TelePacific advised that by working with the best partners, offering the best services and solutions and doing whatever they can to keep customers satisfied, agents can retain customers as well as a positive cash flow. Price alone does not determine the best buy, they added, noting that “with bargain basement prices come bargain basement service and delivery, and that ends up being a lose-lose situation for the customer and for the agent that has to deal with the resulting customer issues.”
By reaching out to customers with good services and the products they need to help them save money during tough economic times, agents position themselves to be the customers’ technology advisor when they are ready to upgrade, explained TelePacific. Agents “can be proactive to help their customers keep going strong now and be there to help them grow on the upswing.”
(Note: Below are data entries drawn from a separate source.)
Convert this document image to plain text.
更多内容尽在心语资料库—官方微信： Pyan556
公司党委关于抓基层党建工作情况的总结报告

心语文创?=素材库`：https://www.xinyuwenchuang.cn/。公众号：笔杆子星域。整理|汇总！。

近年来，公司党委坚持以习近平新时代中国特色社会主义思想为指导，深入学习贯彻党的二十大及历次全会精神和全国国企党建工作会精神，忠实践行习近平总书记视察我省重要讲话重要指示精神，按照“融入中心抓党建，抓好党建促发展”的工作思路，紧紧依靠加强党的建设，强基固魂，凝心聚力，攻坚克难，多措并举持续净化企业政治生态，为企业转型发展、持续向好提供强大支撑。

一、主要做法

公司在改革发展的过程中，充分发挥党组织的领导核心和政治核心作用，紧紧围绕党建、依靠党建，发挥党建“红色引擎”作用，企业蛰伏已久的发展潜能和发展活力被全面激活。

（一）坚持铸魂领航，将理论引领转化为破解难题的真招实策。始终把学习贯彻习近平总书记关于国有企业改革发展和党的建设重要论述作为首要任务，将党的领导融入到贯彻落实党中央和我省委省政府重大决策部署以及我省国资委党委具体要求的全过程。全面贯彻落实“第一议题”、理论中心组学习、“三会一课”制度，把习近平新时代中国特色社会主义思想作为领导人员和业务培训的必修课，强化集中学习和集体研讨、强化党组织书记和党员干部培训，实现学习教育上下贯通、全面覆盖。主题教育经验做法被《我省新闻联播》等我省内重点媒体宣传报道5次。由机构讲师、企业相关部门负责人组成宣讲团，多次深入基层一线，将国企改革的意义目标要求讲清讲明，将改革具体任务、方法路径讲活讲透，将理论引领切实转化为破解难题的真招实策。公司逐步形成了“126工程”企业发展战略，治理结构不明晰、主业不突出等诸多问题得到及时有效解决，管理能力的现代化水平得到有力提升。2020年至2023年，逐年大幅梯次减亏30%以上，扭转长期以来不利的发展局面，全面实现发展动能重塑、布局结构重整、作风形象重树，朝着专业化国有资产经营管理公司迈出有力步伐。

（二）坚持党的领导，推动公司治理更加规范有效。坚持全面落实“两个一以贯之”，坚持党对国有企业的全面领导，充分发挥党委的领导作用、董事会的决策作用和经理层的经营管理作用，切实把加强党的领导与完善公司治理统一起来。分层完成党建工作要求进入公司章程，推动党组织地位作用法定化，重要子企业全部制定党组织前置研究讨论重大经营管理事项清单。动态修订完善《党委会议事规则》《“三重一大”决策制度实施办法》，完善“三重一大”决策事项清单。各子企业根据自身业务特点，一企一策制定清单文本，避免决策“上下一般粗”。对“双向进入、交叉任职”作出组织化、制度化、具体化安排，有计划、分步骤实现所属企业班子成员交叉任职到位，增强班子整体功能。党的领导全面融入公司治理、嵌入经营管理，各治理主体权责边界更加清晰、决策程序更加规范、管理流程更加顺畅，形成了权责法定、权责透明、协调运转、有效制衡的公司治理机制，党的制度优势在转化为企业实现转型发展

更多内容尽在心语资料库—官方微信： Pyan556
Los Angeles-based TelePacific has the widest footprint of any carrier serving customers in California and Nevada, plus products and experience to meet each customer’s unique needs. The company’s portfolio of services can grow with a customer’s needs,
TelePacific offers standard voice, data and bundled services, plus a growing SmartVoice portfolio with SIP Network Connect option. The company’s SIP services meet the needs of customers with both traditional and next generation connections, so customers can migrate to IP telephony at their own pace. In addition, OneNet service lets customers leverage the benefits of the MPLS private IP network and its current class of service new classes of service coming online in the months ahead.